Book Review: Hamnet

A book club read, Hamnet by Maggie O’Farrell is another great read of 2024, for me. I’m even going to call it a favorite. It has little things (and one big thing) wrong with it, but overall, it is an amazing book that deserves book club reads and awards and whatnot. It helps that I am a Shakespeare nerd and attend every Renaissance festival (in cosplay) whenever I can, but if you aren’t either of those things, you could still appreciate this book for its writing style, historical immersion, and creative storytelling.

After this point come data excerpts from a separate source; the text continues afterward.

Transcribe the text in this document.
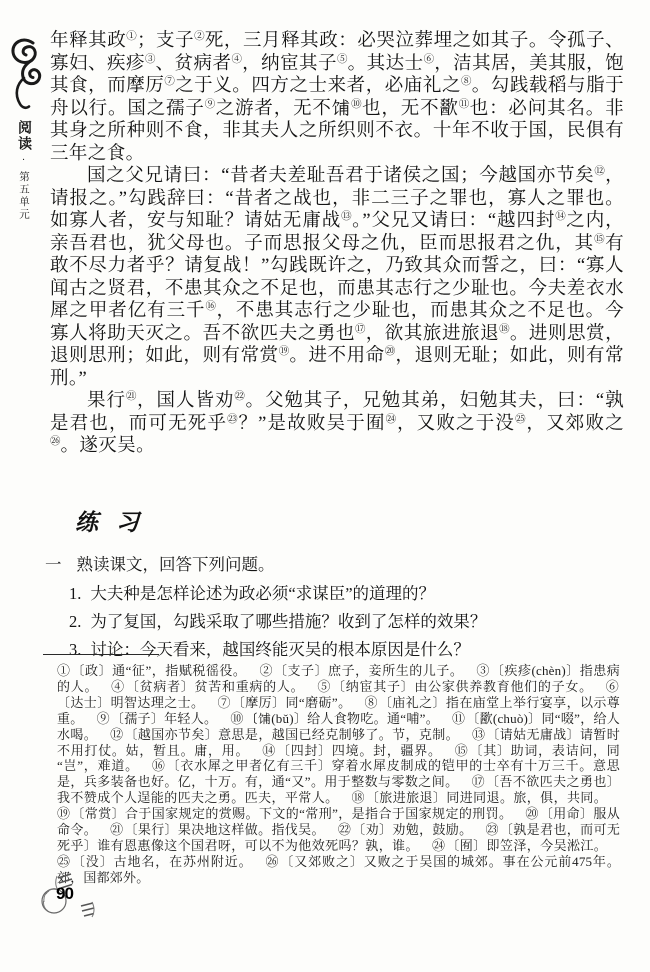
阅读·第五单元

年释其政①；支子②死，三月释其政：必哭泣葬埋之如其子。令孤子、寡妇、疾疹③、贫病者④，纳宦其子⑤。其达士⑥，洁其居，美其服，饱其食，而摩厉⑦之于义。四方之士来者，必庙礼之⑧。勾践载稻与脂于舟以行。国之孺子⑨之游者，无不𫗦⑩也，无不歠⑪也：必问其名。非其身之所种则不食，非其夫人之所织则不衣。十年不收于国，民俱有三年之食。

国之父兄请曰：“昔者夫差耻吾君于诸侯之国；今越国亦节矣⑫，请报之。”勾践辞曰：“昔者之战也，非二三子之罪也，寡人之罪也。如寡人者，安与知耻？请姑无庸战⑬。”父兄又请曰：“越四封⑭之内，亲吾君也，犹父母也。子而思报父母之仇，臣而思报君之仇，其⑮有敢不尽力者乎？请复战！”勾践既许之，乃致其众而誓之，曰：“寡人闻古之贤君，不患其众之不足也，而患其志行之少耻也。今夫差衣水犀之甲者亿有三千⑯，不患其志行之少耻也，而患其众之不足也。今寡人将助天灭之。吾不欲匹夫之勇也⑰，欲其旅进旅退⑱。进则思赏，退则思刑；如此，则有常赏⑲。进不用命⑳，退则无耻；如此，则有常刑。”

果行$^㉑$，国人皆劝$^㉒$。父勉其子，兄勉其弟，妇勉其夫，曰：“孰是君也，而可无死乎$^㉓$？”是故败吴于囿$^㉔$，又败之于没$^㉕$，又郊败之$^㉖$。遂灭吴。

练习
一 熟读课文，回答下列问题。
1. 大夫种是怎样论述为政必须“求谋臣”的道理的？
2. 为了复国，勾践采取了哪些措施？收到了怎样的效果？
3. 讨论：今天看来，越国终能灭吴的根本原因是什么？
①〔政〕通“征”，指赋税徭役。 ②〔支子〕庶子，妾所生的儿子。 ③〔疾疹(chèn)〕指患病的人。 ④〔贫病者〕贫苦和重病的人。 ⑤〔纳宦其子〕由公家供养教育他们的子女。 ⑥〔达士〕明智达理之士。 ⑦〔摩厉〕同“磨砺”。 ⑧〔庙礼之〕指在庙堂上举行宴享，以示尊重。 ⑨〔孺子〕年轻人。 ⑩〔𫗦(bǔ)〕给人食物吃。通“哺”。 ⑪〔歠(chuò)〕同“啜”，给人水喝。 ⑫〔越国亦节矣〕意思是，越国已经克制够了。节，克制。 ⑬〔请姑无庸战〕请暂时不用打仗。姑，暂且。庸，用。 ⑭〔四封〕四境。封，疆界。 ⑮〔其〕助词，表诘问，同“岂”，难道。 ⑯〔衣水犀之甲者亿有三千〕穿着水犀皮制成的铠甲的士卒有十万三千。意思是，兵多装备也好。亿，十万。有，通“又”。用于整数与零数之间。 ⑰〔吾不欲匹夫之勇也〕我不赞成个人逞能的匹夫之勇。匹夫，平常人。 ⑱〔旅进旅退〕同进同退。旅，俱，共同。⑲〔常赏〕合于国家规定的赏赐。下文的“常刑”，是指合于国家规定的刑罚。 ⑳〔用命〕服从命令。 ㉑〔果行〕果决地这样做。指伐吴。 ㉒〔劝〕劝勉，鼓励。 ㉓〔孰是君也，而可无死乎〕谁有恩惠像这个国君呀，可以不为他效死吗？孰，谁。 ㉔〔囿〕即笠泽，今吴淞江。㉕〔没〕古地名，在苏州附近。 ㉖〔又郊败之〕又败之于吴国的城郊。事在公元前475年。郊，国都郊外。
90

This novel is built around O’Farrell wondering why William Shakespeare had a young son named Hamnet who died, and then wrote the play Hamlet a few years later, which seems to have nothing to do with his child (about either a very juvenile or mentally unwell king). According to O’Farrell’s research, btw, “Hamlet” and “Hamnet” are the same name. Variations, I guess? Or different spellings from an age without standardized spelling? The truth is, history tells us very little about Shakespeare, so the known facts are these: he married a woman named Anne (or Annis or Agnes, according to O’Farrell). They had a daughter, Susanna, and then twins, Judith and Hamnet. Hamnet died as a child (age 11?), of what–we don’t know. Shakespeare bought the second-biggest house in Stratford-Upon-Avon, later, and he did spend much of his time and long stretches of life in London, away from his family. A few years after Hamnet died, Hamlet hit the “stage” on an East India Company ship. The rest of the story in this novel, pretty much, is complete fiction, but is based on intrepid research and so is historical in a non-Shakespeare-centric way.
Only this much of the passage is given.